Posted Thursday, Nov. 29, 2012, at 4:22 PM
This move by New York Rep. Chris Gibson is so slippery and befuddling that I may have to rethink my sureness that the Norquist pledge is safe. It's so unpopular, apparently, that a congressman can argue that he doesn't have to abide by it anymore, because thanks to redistricting he has new constituents. This really is what his office said.
The Congressman signed the pledge as a candidate in 2010 for the 20th Congressional District. As a 24-year veteran of the United States Army, without a legislative record, the pledge was his commitment to the district he was running to represent... Regarding the pledge moving forward, Congressman Gibson doesn’t plan to resign it for the 19th Congressional District, which he now represents (the pledge is to your constituents of a numbered district).

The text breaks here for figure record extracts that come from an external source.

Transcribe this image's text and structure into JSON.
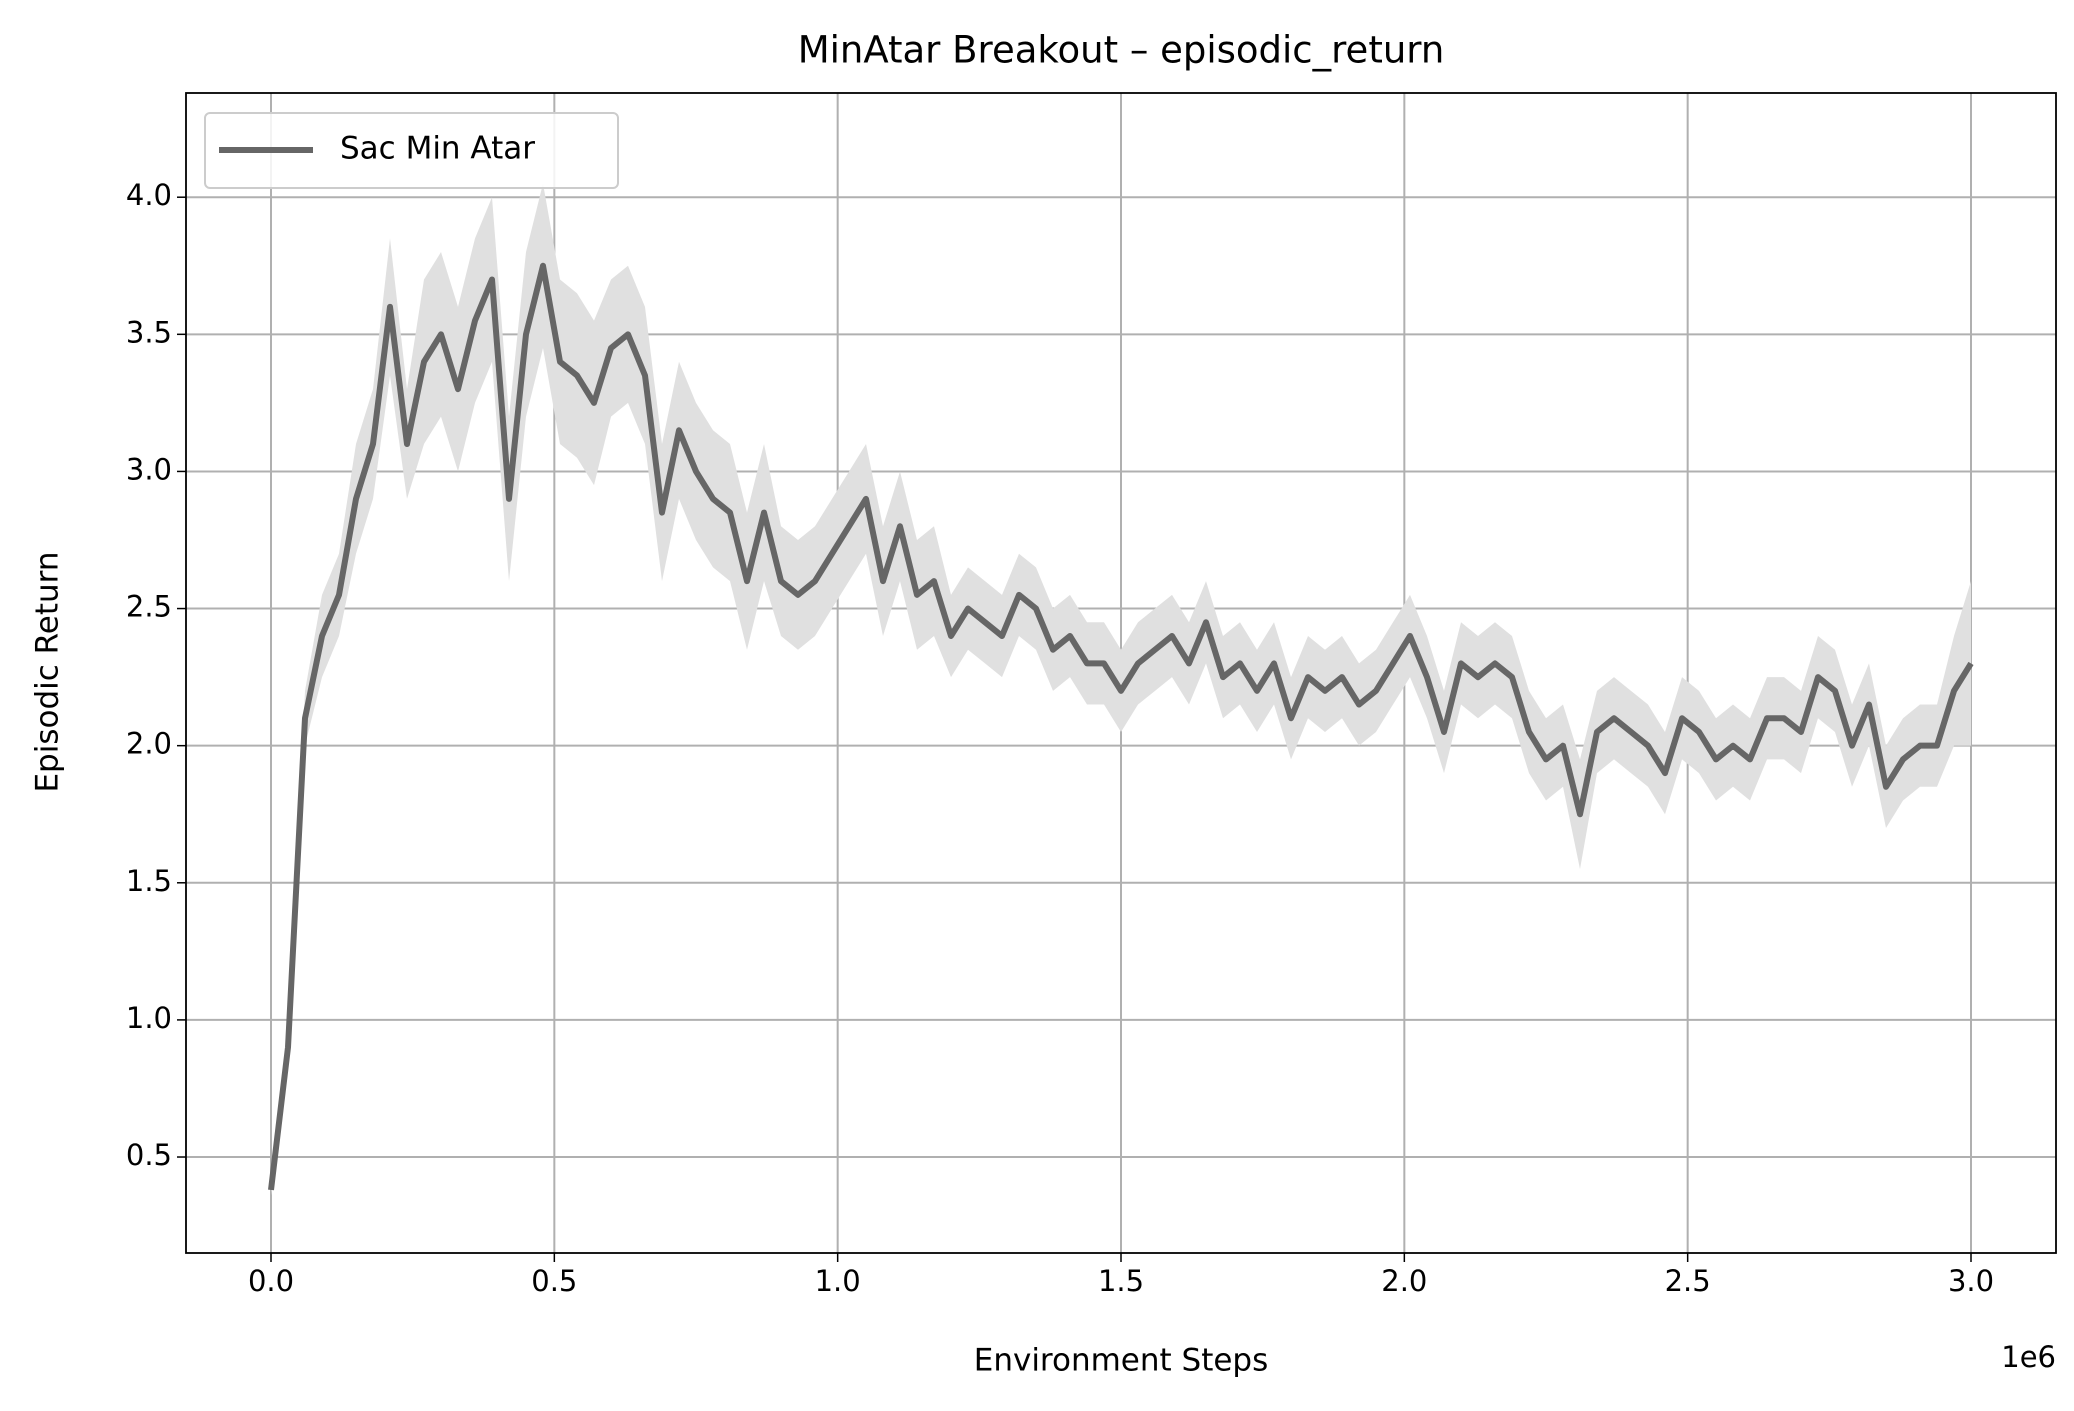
{
  "chart_data": {
    "type": "line",
    "title": "MinAtar Breakout – episodic_return",
    "x_label": "Environment Steps",
    "y_label": "Episodic Return",
    "x_offset_label": "1e6",
    "grid": true,
    "legend_position": "upper left",
    "x": [
      0,
      30000,
      60000,
      90000,
      120000,
      150000,
      180000,
      210000,
      240000,
      270000,
      300000,
      330000,
      360000,
      390000,
      420000,
      450000,
      480000,
      510000,
      540000,
      570000,
      600000,
      630000,
      660000,
      690000,
      720000,
      750000,
      780000,
      810000,
      840000,
      870000,
      900000,
      930000,
      960000,
      990000,
      1020000,
      1050000,
      1080000,
      1110000,
      1140000,
      1170000,
      1200000,
      1230000,
      1260000,
      1290000,
      1320000,
      1350000,
      1380000,
      1410000,
      1440000,
      1470000,
      1500000,
      1530000,
      1560000,
      1590000,
      1620000,
      1650000,
      1680000,
      1710000,
      1740000,
      1770000,
      1800000,
      1830000,
      1860000,
      1890000,
      1920000,
      1950000,
      1980000,
      2010000,
      2040000,
      2070000,
      2100000,
      2130000,
      2160000,
      2190000,
      2220000,
      2250000,
      2280000,
      2310000,
      2340000,
      2370000,
      2400000,
      2430000,
      2460000,
      2490000,
      2520000,
      2550000,
      2580000,
      2610000,
      2640000,
      2670000,
      2700000,
      2730000,
      2760000,
      2790000,
      2820000,
      2850000,
      2880000,
      2910000,
      2940000,
      2970000,
      3000000
    ],
    "series": [
      {
        "name": "Sac Min Atar",
        "color": "#666666",
        "band_color": "#e0e0e0",
        "values": [
          0.38,
          0.9,
          2.1,
          2.4,
          2.55,
          2.9,
          3.1,
          3.6,
          3.1,
          3.4,
          3.5,
          3.3,
          3.55,
          3.7,
          2.9,
          3.5,
          3.75,
          3.4,
          3.35,
          3.25,
          3.45,
          3.5,
          3.35,
          2.85,
          3.15,
          3.0,
          2.9,
          2.85,
          2.6,
          2.85,
          2.6,
          2.55,
          2.6,
          2.7,
          2.8,
          2.9,
          2.6,
          2.8,
          2.55,
          2.6,
          2.4,
          2.5,
          2.45,
          2.4,
          2.55,
          2.5,
          2.35,
          2.4,
          2.3,
          2.3,
          2.2,
          2.3,
          2.35,
          2.4,
          2.3,
          2.45,
          2.25,
          2.3,
          2.2,
          2.3,
          2.1,
          2.25,
          2.2,
          2.25,
          2.15,
          2.2,
          2.3,
          2.4,
          2.25,
          2.05,
          2.3,
          2.25,
          2.3,
          2.25,
          2.05,
          1.95,
          2.0,
          1.75,
          2.05,
          2.1,
          2.05,
          2.0,
          1.9,
          2.1,
          2.05,
          1.95,
          2.0,
          1.95,
          2.1,
          2.1,
          2.05,
          2.25,
          2.2,
          2.0,
          2.15,
          1.85,
          1.95,
          2.0,
          2.0,
          2.2,
          2.3
        ],
        "lower": [
          0.36,
          0.85,
          2.0,
          2.25,
          2.4,
          2.7,
          2.9,
          3.35,
          2.9,
          3.1,
          3.2,
          3.0,
          3.25,
          3.4,
          2.6,
          3.2,
          3.45,
          3.1,
          3.05,
          2.95,
          3.2,
          3.25,
          3.1,
          2.6,
          2.9,
          2.75,
          2.65,
          2.6,
          2.35,
          2.6,
          2.4,
          2.35,
          2.4,
          2.5,
          2.6,
          2.7,
          2.4,
          2.6,
          2.35,
          2.4,
          2.25,
          2.35,
          2.3,
          2.25,
          2.4,
          2.35,
          2.2,
          2.25,
          2.15,
          2.15,
          2.05,
          2.15,
          2.2,
          2.25,
          2.15,
          2.3,
          2.1,
          2.15,
          2.05,
          2.15,
          1.95,
          2.1,
          2.05,
          2.1,
          2.0,
          2.05,
          2.15,
          2.25,
          2.1,
          1.9,
          2.15,
          2.1,
          2.15,
          2.1,
          1.9,
          1.8,
          1.85,
          1.55,
          1.9,
          1.95,
          1.9,
          1.85,
          1.75,
          1.95,
          1.9,
          1.8,
          1.85,
          1.8,
          1.95,
          1.95,
          1.9,
          2.1,
          2.05,
          1.85,
          2.0,
          1.7,
          1.8,
          1.85,
          1.85,
          2.0,
          2.0
        ],
        "upper": [
          0.4,
          0.95,
          2.2,
          2.55,
          2.7,
          3.1,
          3.3,
          3.85,
          3.3,
          3.7,
          3.8,
          3.6,
          3.85,
          4.0,
          3.2,
          3.8,
          4.05,
          3.7,
          3.65,
          3.55,
          3.7,
          3.75,
          3.6,
          3.1,
          3.4,
          3.25,
          3.15,
          3.1,
          2.85,
          3.1,
          2.8,
          2.75,
          2.8,
          2.9,
          3.0,
          3.1,
          2.8,
          3.0,
          2.75,
          2.8,
          2.55,
          2.65,
          2.6,
          2.55,
          2.7,
          2.65,
          2.5,
          2.55,
          2.45,
          2.45,
          2.35,
          2.45,
          2.5,
          2.55,
          2.45,
          2.6,
          2.4,
          2.45,
          2.35,
          2.45,
          2.25,
          2.4,
          2.35,
          2.4,
          2.3,
          2.35,
          2.45,
          2.55,
          2.4,
          2.2,
          2.45,
          2.4,
          2.45,
          2.4,
          2.2,
          2.1,
          2.15,
          1.95,
          2.2,
          2.25,
          2.2,
          2.15,
          2.05,
          2.25,
          2.2,
          2.1,
          2.15,
          2.1,
          2.25,
          2.25,
          2.2,
          2.4,
          2.35,
          2.15,
          2.3,
          2.0,
          2.1,
          2.15,
          2.15,
          2.4,
          2.6
        ]
      }
    ],
    "xlim": [
      -150000,
      3150000
    ],
    "ylim": [
      0.15,
      4.38
    ],
    "xticks": [
      {
        "value": 0,
        "label": "0.0"
      },
      {
        "value": 500000,
        "label": "0.5"
      },
      {
        "value": 1000000,
        "label": "1.0"
      },
      {
        "value": 1500000,
        "label": "1.5"
      },
      {
        "value": 2000000,
        "label": "2.0"
      },
      {
        "value": 2500000,
        "label": "2.5"
      },
      {
        "value": 3000000,
        "label": "3.0"
      }
    ],
    "yticks": [
      0.5,
      {
        "value": 1,
        "label": "1.0"
      },
      1.5,
      {
        "value": 2,
        "label": "2.0"
      },
      2.5,
      {
        "value": 3,
        "label": "3.0"
      },
      3.5,
      {
        "value": 4,
        "label": "4.0"
      }
    ]
  }
}
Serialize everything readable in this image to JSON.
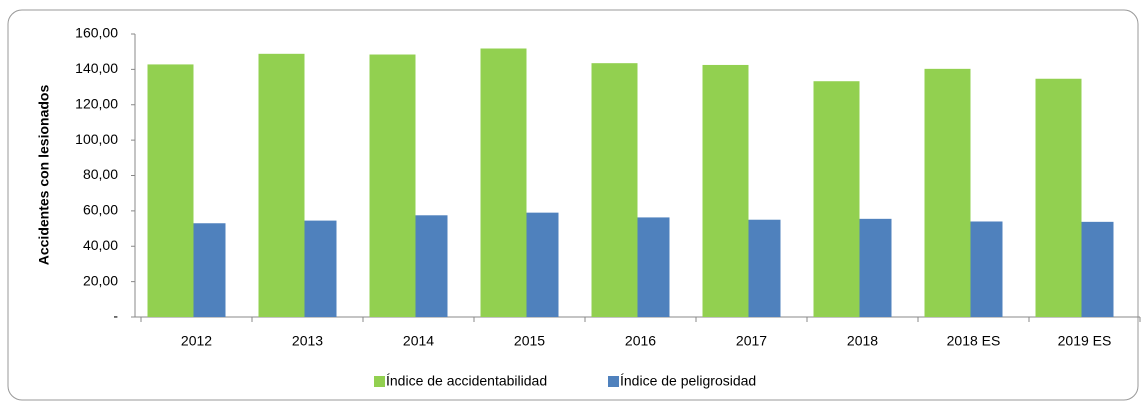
{
  "chart_data": {
    "type": "bar",
    "ylabel": "Accidentes con lesionados",
    "categories": [
      "2012",
      "2013",
      "2014",
      "2015",
      "2016",
      "2017",
      "2018",
      "2018 ES",
      "2019 ES"
    ],
    "series": [
      {
        "name": "Índice de accidentabilidad",
        "color": "#92d050",
        "values": [
          142.8,
          148.8,
          148.4,
          151.8,
          143.5,
          142.5,
          133.3,
          140.3,
          134.7
        ]
      },
      {
        "name": "Índice de peligrosidad",
        "color": "#4f81bd",
        "values": [
          53.0,
          54.5,
          57.5,
          59.0,
          56.3,
          55.0,
          55.5,
          54.0,
          53.8
        ]
      }
    ],
    "ylim": [
      0,
      160
    ],
    "yticks": [
      {
        "value": 0,
        "label": "-"
      },
      {
        "value": 20,
        "label": "20,00"
      },
      {
        "value": 40,
        "label": "40,00"
      },
      {
        "value": 60,
        "label": "60,00"
      },
      {
        "value": 80,
        "label": "80,00"
      },
      {
        "value": 100,
        "label": "100,00"
      },
      {
        "value": 120,
        "label": "120,00"
      },
      {
        "value": 140,
        "label": "140,00"
      },
      {
        "value": 160,
        "label": "160,00"
      }
    ],
    "legend": "bottom"
  }
}
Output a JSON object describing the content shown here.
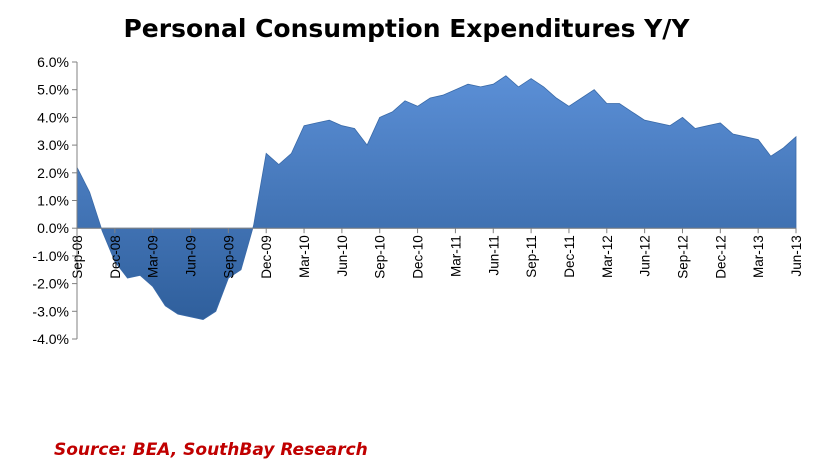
{
  "chart_data": {
    "type": "area",
    "title": "Personal Consumption  Expenditures Y/Y",
    "source": "Source: BEA, SouthBay Research",
    "ylim": [
      -0.04,
      0.06
    ],
    "yticks": [
      "6.0%",
      "5.0%",
      "4.0%",
      "3.0%",
      "2.0%",
      "1.0%",
      "0.0%",
      "-1.0%",
      "-2.0%",
      "-3.0%",
      "-4.0%"
    ],
    "xticks": [
      "Sep-08",
      "Dec-08",
      "Mar-09",
      "Jun-09",
      "Sep-09",
      "Dec-09",
      "Mar-10",
      "Jun-10",
      "Sep-10",
      "Dec-10",
      "Mar-11",
      "Jun-11",
      "Sep-11",
      "Dec-11",
      "Mar-12",
      "Jun-12",
      "Sep-12",
      "Dec-12",
      "Mar-13",
      "Jun-13"
    ],
    "x": [
      "Sep-08",
      "Oct-08",
      "Nov-08",
      "Dec-08",
      "Jan-09",
      "Feb-09",
      "Mar-09",
      "Apr-09",
      "May-09",
      "Jun-09",
      "Jul-09",
      "Aug-09",
      "Sep-09",
      "Oct-09",
      "Nov-09",
      "Dec-09",
      "Jan-10",
      "Feb-10",
      "Mar-10",
      "Apr-10",
      "May-10",
      "Jun-10",
      "Jul-10",
      "Aug-10",
      "Sep-10",
      "Oct-10",
      "Nov-10",
      "Dec-10",
      "Jan-11",
      "Feb-11",
      "Mar-11",
      "Apr-11",
      "May-11",
      "Jun-11",
      "Jul-11",
      "Aug-11",
      "Sep-11",
      "Oct-11",
      "Nov-11",
      "Dec-11",
      "Jan-12",
      "Feb-12",
      "Mar-12",
      "Apr-12",
      "May-12",
      "Jun-12",
      "Jul-12",
      "Aug-12",
      "Sep-12",
      "Oct-12",
      "Nov-12",
      "Dec-12",
      "Jan-13",
      "Feb-13",
      "Mar-13",
      "Apr-13",
      "May-13",
      "Jun-13"
    ],
    "values": [
      0.022,
      0.013,
      -0.001,
      -0.012,
      -0.018,
      -0.017,
      -0.021,
      -0.028,
      -0.031,
      -0.032,
      -0.033,
      -0.03,
      -0.018,
      -0.015,
      0.001,
      0.027,
      0.023,
      0.027,
      0.037,
      0.038,
      0.039,
      0.037,
      0.036,
      0.03,
      0.04,
      0.042,
      0.046,
      0.044,
      0.047,
      0.048,
      0.05,
      0.052,
      0.051,
      0.052,
      0.055,
      0.051,
      0.054,
      0.051,
      0.047,
      0.044,
      0.047,
      0.05,
      0.045,
      0.045,
      0.042,
      0.039,
      0.038,
      0.037,
      0.04,
      0.036,
      0.037,
      0.038,
      0.034,
      0.033,
      0.032,
      0.026,
      0.029,
      0.033
    ],
    "color": "#4f81bd",
    "grid": false
  }
}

It's not even a good dodge! The pledge is readable by anyone who has a web browser. Here's how it begins:
I, _______________, pledge to the taxpayers of the _____ district of the state of__________, and to the American people that I will...
Unless you have an incredibly daring interpretation of the Oxford comma, that whole part about the "American people" implies that the signatory is pledging this to humans who live outside his current district lines.
Like I said, this suggests that the pledge is a problem for wobbly Republicans, politically. Does it suggest that Gibson will vote to increase taxes without big Democratic concessions? No. But Democrats are having some fun with this offensive.